Aux termes de ses conclusions déposées et notifiées le 11 avril 2023 par le RPVA, la SAS LA MADELEINE exerçant sous l'enseigne CHAXEL, intimée, demande à la cour de :

A titre principal :

- confirmer le jugement du tribunal judiciaire de Tarbes du 24 novembre 2022,

- débouter Madame [P] [U] de l'ensemble de ses demandes,

A titre subsidiaire :

- si par impossible une quelconque responsabilité de la SAS LA MADELEINE était retenue en l'espèce, condamner la SARL ZETOR FRANCE à garantir la SAS LA MADELEINE de toute condamnation prononcée à son encontre sur le fondement des articles 334 à 338 du code de procédure civile,

En tout état de cause :

- condamner Madame [P] [U] à verser à la SAS LA MADELEINE la somme de 3.500,00 euros sur le fondement de l'article 700 du code de procédure civile,

- ordonner que cette somme portera intérêts au taux légal à compter de l'arrêt à intervenir avec capitalisation des intérêts au terme d'un délai d'un an et renouvelable tous les ans,

- condamner Madame [P] [U] aux entiers dépens.
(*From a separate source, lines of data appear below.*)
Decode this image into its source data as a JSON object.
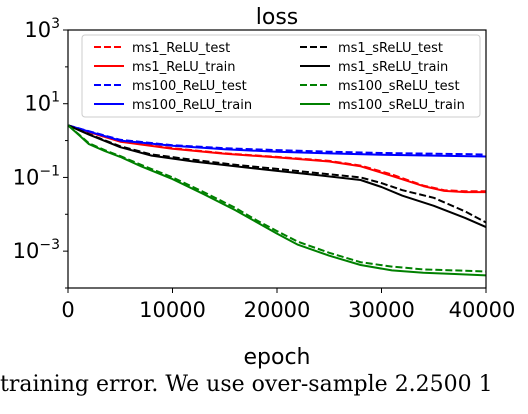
{
  "chart_data": {
    "type": "line",
    "title": "loss",
    "xlabel": "epoch",
    "ylabel": "",
    "xlim": [
      0,
      40000
    ],
    "ylim": [
      0.0001,
      1000
    ],
    "yscale": "log",
    "xticks": [
      0,
      10000,
      20000,
      30000,
      40000
    ],
    "xtick_labels": [
      "0",
      "10000",
      "20000",
      "30000",
      "40000"
    ],
    "ytick_labels": [
      {
        "value": 1000,
        "base": "10",
        "exp": "3"
      },
      {
        "value": 10,
        "base": "10",
        "exp": "1"
      },
      {
        "value": 0.1,
        "base": "10",
        "exp": "−1"
      },
      {
        "value": 0.001,
        "base": "10",
        "exp": "−3"
      }
    ],
    "grid": false,
    "legend_position": "top",
    "series": [
      {
        "name": "ms1_ReLU_test",
        "color": "#ff0000",
        "dash": true,
        "x": [
          0,
          2000,
          5000,
          10000,
          15000,
          20000,
          25000,
          28000,
          31000,
          34000,
          36000,
          38000,
          40000
        ],
        "y": [
          2.6,
          1.7,
          0.95,
          0.62,
          0.45,
          0.36,
          0.28,
          0.21,
          0.12,
          0.06,
          0.045,
          0.042,
          0.042
        ]
      },
      {
        "name": "ms1_ReLU_train",
        "color": "#ff0000",
        "dash": false,
        "x": [
          0,
          2000,
          5000,
          10000,
          15000,
          20000,
          25000,
          28000,
          31000,
          34000,
          36000,
          38000,
          40000
        ],
        "y": [
          2.6,
          1.7,
          0.93,
          0.6,
          0.44,
          0.35,
          0.27,
          0.2,
          0.11,
          0.058,
          0.043,
          0.04,
          0.04
        ]
      },
      {
        "name": "ms100_ReLU_test",
        "color": "#0000ff",
        "dash": true,
        "x": [
          0,
          2000,
          5000,
          10000,
          15000,
          20000,
          25000,
          30000,
          35000,
          40000
        ],
        "y": [
          2.6,
          1.8,
          1.05,
          0.75,
          0.62,
          0.55,
          0.5,
          0.46,
          0.44,
          0.42
        ]
      },
      {
        "name": "ms100_ReLU_train",
        "color": "#0000ff",
        "dash": false,
        "x": [
          0,
          2000,
          5000,
          10000,
          15000,
          20000,
          25000,
          30000,
          35000,
          40000
        ],
        "y": [
          2.6,
          1.75,
          1.0,
          0.72,
          0.58,
          0.5,
          0.45,
          0.41,
          0.39,
          0.37
        ]
      },
      {
        "name": "ms1_sReLU_test",
        "color": "#000000",
        "dash": true,
        "x": [
          0,
          2000,
          5000,
          8000,
          12000,
          16000,
          20000,
          24000,
          28000,
          30000,
          32000,
          35000,
          38000,
          40000
        ],
        "y": [
          2.6,
          1.5,
          0.7,
          0.42,
          0.3,
          0.22,
          0.17,
          0.13,
          0.1,
          0.07,
          0.045,
          0.028,
          0.012,
          0.006
        ]
      },
      {
        "name": "ms1_sReLU_train",
        "color": "#000000",
        "dash": false,
        "x": [
          0,
          2000,
          5000,
          8000,
          12000,
          16000,
          20000,
          24000,
          28000,
          30000,
          32000,
          35000,
          38000,
          40000
        ],
        "y": [
          2.6,
          1.45,
          0.66,
          0.39,
          0.27,
          0.2,
          0.15,
          0.115,
          0.085,
          0.055,
          0.032,
          0.017,
          0.008,
          0.0045
        ]
      },
      {
        "name": "ms100_sReLU_test",
        "color": "#008000",
        "dash": true,
        "x": [
          0,
          1000,
          2000,
          3500,
          5000,
          7000,
          10000,
          13000,
          16000,
          18000,
          20000,
          22000,
          25000,
          28000,
          31000,
          34000,
          37000,
          40000
        ],
        "y": [
          2.6,
          1.5,
          0.85,
          0.55,
          0.38,
          0.22,
          0.1,
          0.04,
          0.015,
          0.007,
          0.0035,
          0.0018,
          0.0009,
          0.0005,
          0.00038,
          0.00032,
          0.0003,
          0.00028
        ]
      },
      {
        "name": "ms100_sReLU_train",
        "color": "#008000",
        "dash": false,
        "x": [
          0,
          1000,
          2000,
          3500,
          5000,
          7000,
          10000,
          13000,
          16000,
          18000,
          20000,
          22000,
          25000,
          28000,
          31000,
          34000,
          37000,
          40000
        ],
        "y": [
          2.6,
          1.45,
          0.8,
          0.52,
          0.36,
          0.2,
          0.09,
          0.035,
          0.013,
          0.0062,
          0.003,
          0.0015,
          0.00075,
          0.00042,
          0.0003,
          0.00026,
          0.00024,
          0.00022
        ]
      }
    ]
  },
  "caption_text": "    training error. We use over-sample 2.2500 1"
}
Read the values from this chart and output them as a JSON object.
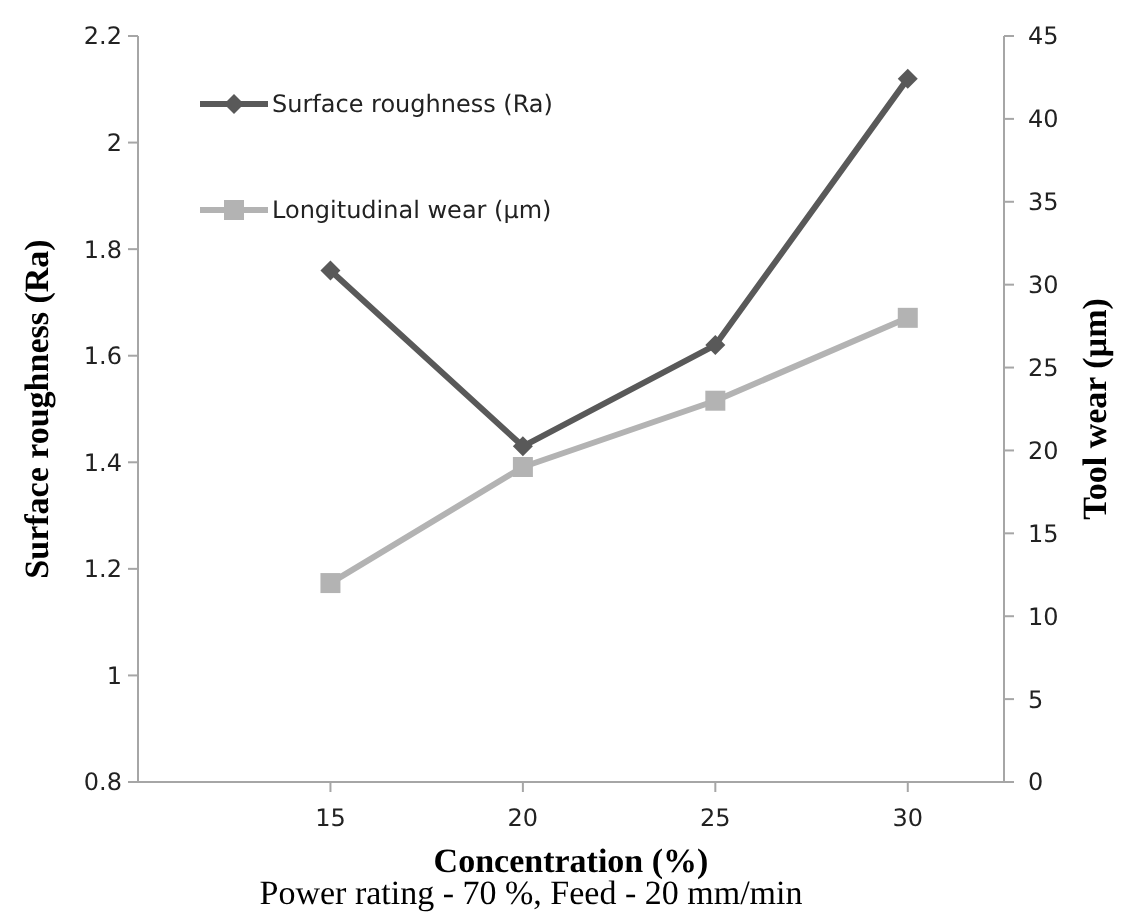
{
  "chart_data": {
    "type": "line",
    "xlabel": "Concentration (%)",
    "ylabel": "Surface roughness (Ra)",
    "y2label": "Tool wear (µm)",
    "x": [
      15,
      20,
      25,
      30
    ],
    "xlim": [
      10,
      32.5
    ],
    "xticks": [
      15,
      20,
      25,
      30
    ],
    "ylim": [
      0.8,
      2.2
    ],
    "yticks": [
      0.8,
      1,
      1.2,
      1.4,
      1.6,
      1.8,
      2,
      2.2
    ],
    "y2lim": [
      0,
      45
    ],
    "y2ticks": [
      0,
      5,
      10,
      15,
      20,
      25,
      30,
      35,
      40,
      45
    ],
    "series": [
      {
        "name": "Surface roughness (Ra)",
        "color": "#595959",
        "values": [
          1.76,
          1.43,
          1.62,
          2.12
        ],
        "marker": "diamond"
      },
      {
        "name": "Longitudinal wear (µm)",
        "color": "#b3b3b3",
        "values": [
          12,
          19,
          23,
          28
        ],
        "axis": "y2",
        "marker": "square"
      }
    ],
    "legend": "top left",
    "grid": false,
    "line_style": "solid",
    "annotations": [
      "Power rating - 70 %, Feed - 20 mm/min"
    ]
  }
}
Aux termes de ses conclusions déposées et notifiées le 12 juin 2023 par le RPVA, la S.A.R.L. ZETOR FRANCE demande à la cour de :

- confirmer le jugement du tribunal judiciaire de Tarbes du 24 novembre 2022, en ce qu'il a:

* débouté Madame [P] [U] de l'ensemble de ses demandes à l'encontre de la S.A.S. LA MADELEINE et de la S.A.R.L. ZETOR FRANCE,

* condamné Madame [P] [U] à payer à la S.A.S. LA MADELEINE la somme de 1.500,00 euros sur le fondement de l'article 700 du code de procédure civile, assortie des intérêts au taux légal à compter du prononcé du jugement avec capitalisation des intérêts au bout d'un an et renouvelable tous les ans,

* condamné Madame [P] [U] à payer à la S.A.R.L. ZETOR FRANCE la somme de 1.500,00 euros sur le fondement de l'article 700 du code de procédure civile,

* condamné Madame [P] [U] aux entiers dépens incluant les frais d'expertise, dépens de l'instance de référé et de la procédure de première instance au fond,

- juger que la SARL ZETOR FRANCE n'est à l'origine d'aucun défaut de fabrication du tracteur,

- juger qu'il y a lieu de mettre la SARL ZETOR FRANCE hors de cause,

En conséquence, sur le fondement de l'article 564 du code de procédure civile:

- déclarer irrecevable la demande nouvelle de Madame [U] s'agissant de la fourniture d'un kit de climatisation,

- débouter Madame [P] [U] de l'ensemble de ses demandes,

- débouter la SAS LA MADELEINE de ses demandes à l'encontre de la SARL ZETOR FRANCE,

- condamner Madame [P] [U] aux dépens en ce compris les frais d'expertise,

- condamner Madame [P] [U] à payer à la SARL ZETOR FRANCE une indemnité de 3.500,00 euros sur le fondement de l'article 700 du code de procédure civile.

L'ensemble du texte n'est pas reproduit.